According to statistics by Rape, Abuse & Incest National Network (RAINN), an American gets sexually assaulted every 73 seconds. (Courtesy of unsplash)
By Nadine Matthews
Special to the AFRO
April is Sexual Assault Awareness Month (SAAM) and though that’s a good thing, it can have certain pitfalls. According to sexual assault victim and advocate Jennifer Storm, celebrating the survivors of sexual abuse can be triggering or traumatizing for them. “What the great work that Tarana Burke and the #metoo movement has done is shown us that if we talk about sexual violence, we give space to others to talk about it and that’s imprtant, but what we’re also doing is opening up wounds,” she said.
The National Sexual Violence Resource Center website states that the goal of SAAM is to raise public awareness about sexual violence, educate communities on how to prevent it and bolster prevention efforts throughout the year.
Storm, who survived sexual assault as a teenager, has written three books on the subject: Blackout Girl: Growing Up and Drying Out in America, Leave The Light On, and Picking Up the Pieces Without Picking Up. A lifelong crime victim advocate, she is the Victim Witness Advocate in the Commonwealth of Pennsylvania, and has worked with survivors from high profile sex abuse cases such as Jerry Sandusky and Bill Cosby.
“The problem with sexual violence is the silence. Sexual predators thrive on, utilize and weaponize that silence,” Storm explained. This, even though, according to statistics by Rape, Abuse & Incest National Network (RAINN), an American gets sexually assaulted every 73 seconds. “We never want to normalize the abuse,” Storm emphasizes, “but we need to normalize the conversation. We need to normalize the hope, the healing and talking about it, which will help lead to prevention.”
The following, she indicated, may signal someone you know has been victimized. “For kids, any type of regressing behavior is a clue, like reverting to sucking their thumb, or having bouts of anger, no longer wanting to go places they used to enjoy. They can’t tell you about those experiences unless prompted, but they’re gonna show you.”

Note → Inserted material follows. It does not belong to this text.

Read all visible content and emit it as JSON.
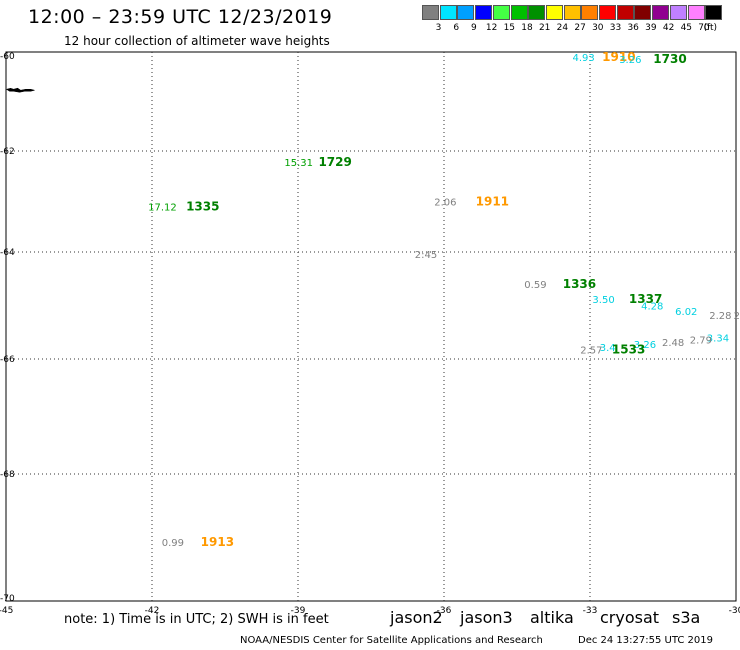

For teens and adults the signs of sexual assault include suicidal ideation, depression and substance abuse disorder. Another key indicator in teens is promiscuity. Often girls labeled as “fast” have been raped. “If individuals have been introduced to sex at an early age through trauma and assault, it’s not uncommon for them to seek that out because that becomes all they know,” Storm explained.
To help protect children from sexual assault, Storm suggests starting conversations about consent early and frequently. “We started with my son when he was pre-verbal,” she states. “Give proper terminology for body parts. Let them know these are not areas anyone should be touching or putting things in. You’ll be empowering them.”
If you do find out a friend or loved one was a victim Storm advised to be prepared to understand you may not be the right person for them to open up about the experience. “You might not be the person they want to talk to about it, but you can help find resources for the right person.”
Storm has also been very open about her battles with addiction, partly borne of trauma from her assault at twelve. She began drinking that year, becoming an alcoholic by the time she was 15. “Sexual trauma is horrifically violating and sets off biological and emotional reactions that are uncomfortable. Substances are used to numb and escape. Ninety percent of women and seventy percent of men with substance abuse issues, were sexually assaulted,” Storm declares. “And there is a heightened risk in the LGBTQ community.”
Frustrated that current substance abuse treatment protocols don’t address the relationship between sexual assault and substance abuse, Storm has made it her mission to change that. “Treatment facilities need to start integrating trauma-informed practices in all of their drug and alcohol treatment,” she urged.
Jennifer Storm, sexual assault survivor and victim advocate. (Courtesy photo)
Though male sex assault victims have been historically under-recognized, that is changing. Storm pointed to the Jerry Sandusky case, on which she also worked, as a turning point. “ It really cracked open the conversation and more men and boys are coming forward. Men and boys are abused at significant rates and they need to have the same grace, acknowledgement, and support of the system.”
The public can help, she said, by supporting legislators who work to put laws on the books to prevent and prosecute sexual predators. She also wishes that survivors realize they aren’t alone. “There is help and healing for them. Acknowledging what happened and seeking resources is the bravest thing they can do and will be the most liberating thing they can do.”